According to the fact of the project Snopes, this story began to spread in the English-language segment of the network back in the late 1990s in the form of a newsletter by e-mail. It turned out that the plot of a militant professor atheist, battered by the arguments of a believing student, is quite popular. Moreover, if in Russian the option about Einstein was mostly involved, in English there is a much greater diversity. IN one From versions, the professor turns to God with a demand to push him from the platform to prove his existence. After some time, one of the students - the Marine Corcodier - himself clashes the professor, claiming that God was busy and sent him instead of himself. IN another The student retorts the argument “If no one has seen God, then he is not” by the fact that no one has seen the professor’s brains either, therefore, he has no brains. Of course, a nameless student or a “sea cat” does not have such an authority as the Nobel laureate, and, probably, that is why Einstein was added to one of the versions of history with an atheist professor.

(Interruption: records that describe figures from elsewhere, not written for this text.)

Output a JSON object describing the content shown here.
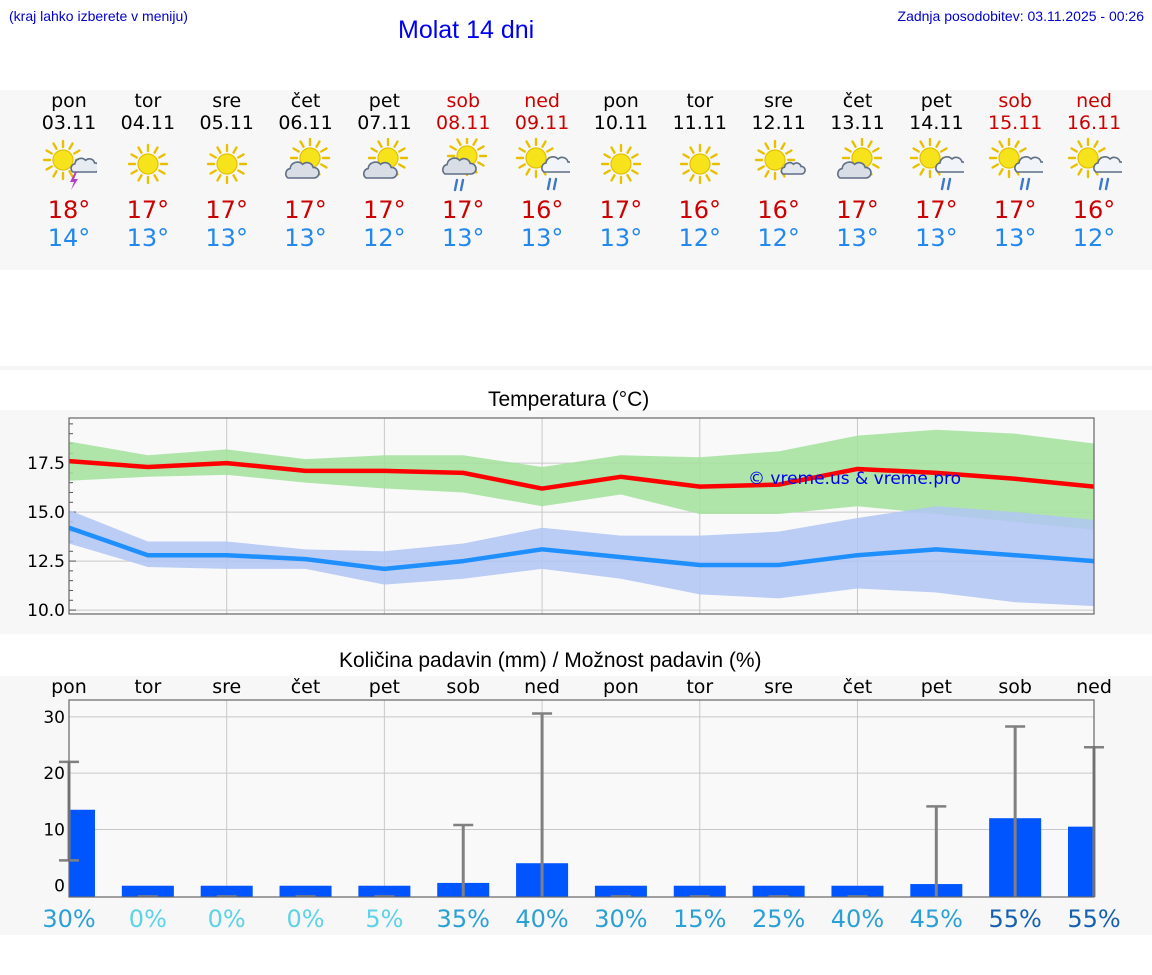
{
  "header": {
    "hint": "(kraj lahko izberete v meniju)",
    "title": "Molat 14 dni",
    "updated": "Zadnja posodobitev: 03.11.2025 - 00:26"
  },
  "days": [
    {
      "name": "pon",
      "date": "03.11",
      "weekend": false,
      "icon": "sun-thunder-icon",
      "max": "18°",
      "min": "14°"
    },
    {
      "name": "tor",
      "date": "04.11",
      "weekend": false,
      "icon": "sun-icon",
      "max": "17°",
      "min": "13°"
    },
    {
      "name": "sre",
      "date": "05.11",
      "weekend": false,
      "icon": "sun-icon",
      "max": "17°",
      "min": "13°"
    },
    {
      "name": "čet",
      "date": "06.11",
      "weekend": false,
      "icon": "sun-cloud-icon",
      "max": "17°",
      "min": "13°"
    },
    {
      "name": "pet",
      "date": "07.11",
      "weekend": false,
      "icon": "sun-cloud-icon",
      "max": "17°",
      "min": "12°"
    },
    {
      "name": "sob",
      "date": "08.11",
      "weekend": true,
      "icon": "sun-cloud-rain-icon",
      "max": "17°",
      "min": "13°"
    },
    {
      "name": "ned",
      "date": "09.11",
      "weekend": true,
      "icon": "sun-rain-icon",
      "max": "16°",
      "min": "13°"
    },
    {
      "name": "pon",
      "date": "10.11",
      "weekend": false,
      "icon": "sun-icon",
      "max": "17°",
      "min": "13°"
    },
    {
      "name": "tor",
      "date": "11.11",
      "weekend": false,
      "icon": "sun-icon",
      "max": "16°",
      "min": "12°"
    },
    {
      "name": "sre",
      "date": "12.11",
      "weekend": false,
      "icon": "sun-small-cloud-icon",
      "max": "16°",
      "min": "12°"
    },
    {
      "name": "čet",
      "date": "13.11",
      "weekend": false,
      "icon": "sun-cloud-icon",
      "max": "17°",
      "min": "13°"
    },
    {
      "name": "pet",
      "date": "14.11",
      "weekend": false,
      "icon": "sun-rain-icon",
      "max": "17°",
      "min": "13°"
    },
    {
      "name": "sob",
      "date": "15.11",
      "weekend": true,
      "icon": "sun-rain-icon",
      "max": "17°",
      "min": "13°"
    },
    {
      "name": "ned",
      "date": "16.11",
      "weekend": true,
      "icon": "sun-rain-icon",
      "max": "16°",
      "min": "12°"
    }
  ],
  "chart_data": [
    {
      "type": "line",
      "title": "Temperatura (°C)",
      "watermark": "© vreme.us & vreme.pro",
      "ylim": [
        9.8,
        19.8
      ],
      "yticks": [
        "10.0",
        "12.5",
        "15.0",
        "17.5"
      ],
      "ytick_values": [
        10,
        12.5,
        15,
        17.5
      ],
      "x": [
        0,
        1,
        2,
        3,
        4,
        5,
        6,
        7,
        8,
        9,
        10,
        11,
        12,
        13
      ],
      "series": [
        {
          "name": "max",
          "color": "#ff0000",
          "values": [
            17.6,
            17.3,
            17.5,
            17.1,
            17.1,
            17.0,
            16.2,
            16.8,
            16.3,
            16.4,
            17.2,
            17.0,
            16.7,
            16.3
          ]
        },
        {
          "name": "min",
          "color": "#1f8fff",
          "values": [
            14.2,
            12.8,
            12.8,
            12.6,
            12.1,
            12.5,
            13.1,
            12.7,
            12.3,
            12.3,
            12.8,
            13.1,
            12.8,
            12.5
          ]
        }
      ],
      "bands": [
        {
          "name": "max-range",
          "color": "#a3e29c",
          "upper": [
            18.6,
            17.9,
            18.2,
            17.7,
            17.9,
            17.9,
            17.3,
            17.9,
            17.8,
            18.1,
            18.9,
            19.2,
            19.0,
            18.5
          ],
          "lower": [
            16.6,
            16.8,
            16.9,
            16.5,
            16.2,
            16.0,
            15.3,
            15.9,
            14.9,
            14.9,
            15.3,
            14.9,
            14.5,
            14.1
          ]
        },
        {
          "name": "min-range",
          "color": "#b0c6f5",
          "upper": [
            15.1,
            13.5,
            13.5,
            13.1,
            13.0,
            13.4,
            14.2,
            13.8,
            13.8,
            14.0,
            14.7,
            15.3,
            15.0,
            14.6
          ],
          "lower": [
            13.4,
            12.2,
            12.1,
            12.1,
            11.3,
            11.6,
            12.1,
            11.6,
            10.8,
            10.6,
            11.1,
            10.9,
            10.4,
            10.2
          ]
        }
      ]
    },
    {
      "type": "bar",
      "title": "Količina padavin (mm) / Možnost padavin (%)",
      "categories": [
        "pon",
        "tor",
        "sre",
        "čet",
        "pet",
        "sob",
        "ned",
        "pon",
        "tor",
        "sre",
        "čet",
        "pet",
        "sob",
        "ned"
      ],
      "ylim": [
        -2,
        33
      ],
      "yticks": [
        "0",
        "10",
        "20",
        "30"
      ],
      "ytick_values": [
        0,
        10,
        20,
        30
      ],
      "values": [
        13.5,
        0,
        0,
        0,
        0,
        0.5,
        4,
        0,
        0,
        0,
        0,
        0.3,
        12,
        10.5
      ],
      "error_high": [
        22,
        0,
        0,
        0,
        0,
        10.8,
        30.6,
        0,
        0,
        0,
        0,
        14.1,
        28.3,
        24.6
      ],
      "error_low": [
        4.5,
        0,
        0,
        0,
        0,
        0,
        0,
        0,
        0,
        0,
        0,
        0,
        0,
        0
      ],
      "probability": [
        "30%",
        "0%",
        "0%",
        "0%",
        "5%",
        "35%",
        "40%",
        "30%",
        "15%",
        "25%",
        "40%",
        "45%",
        "55%",
        "55%"
      ],
      "probability_colors": [
        "#2ba0d6",
        "#5cd3e8",
        "#5cd3e8",
        "#5cd3e8",
        "#5cd3e8",
        "#2ba0d6",
        "#2ba0d6",
        "#2ba0d6",
        "#2ba0d6",
        "#2ba0d6",
        "#2ba0d6",
        "#2ba0d6",
        "#1560b0",
        "#1560b0"
      ],
      "bar_color": "#0055ff"
    }
  ]
}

By the way, the authors of some Russian -speaking publications are also Included The argument about the lack of brain professor in texts about student Einstein, thus replacing a much more logical ending about evil as the absence of God and slightly reducing the degree of pathos in this story.

Source: social networks

This is not the only and far from the first time that Einstein is attributed to words that he never spoke, or make him a hero of events, in which he did not take. For example, “verified” earlier Reit The next bike: as a teacher, the physicist was mistaken in multiplication with the whole class, and then explained to laughing students that it should not pay attention to such a reaction of people and allow demotivating himself. Einstein did not invent and puzzlewhich only 2% of the world's population can allegedly decide. 

Thus, the evidence that Einstein had ever argued with his professor about the existence of God could not be found. The scientist discussed a lot about faith, but his views were far from the position described in the viral history. The plot in which a religious student breaks the arguments of the professor - an aggressive atheist (sometimes wit and sometimes rude power), is very popular in the English -language segment of the Internet. Apparently, the Nobel laureate was included in one of the versions of such stories simply because of his fame.

Photo on the cover: Lucien Chavan [1] (1868–1942), a friend of einstein's when he was lining in berne, Public Domain, Via Wikimedia Commons

Read on the topic:

  1. Snopes. DID ATHEIST Professor Test God by dropping a Breakable Object?
  2. Is it true that Einstein is the author of the quote about two ways to live life?
  3. Did Albert Einstein say: “Only a fool needs order - a genius dominates chaos”?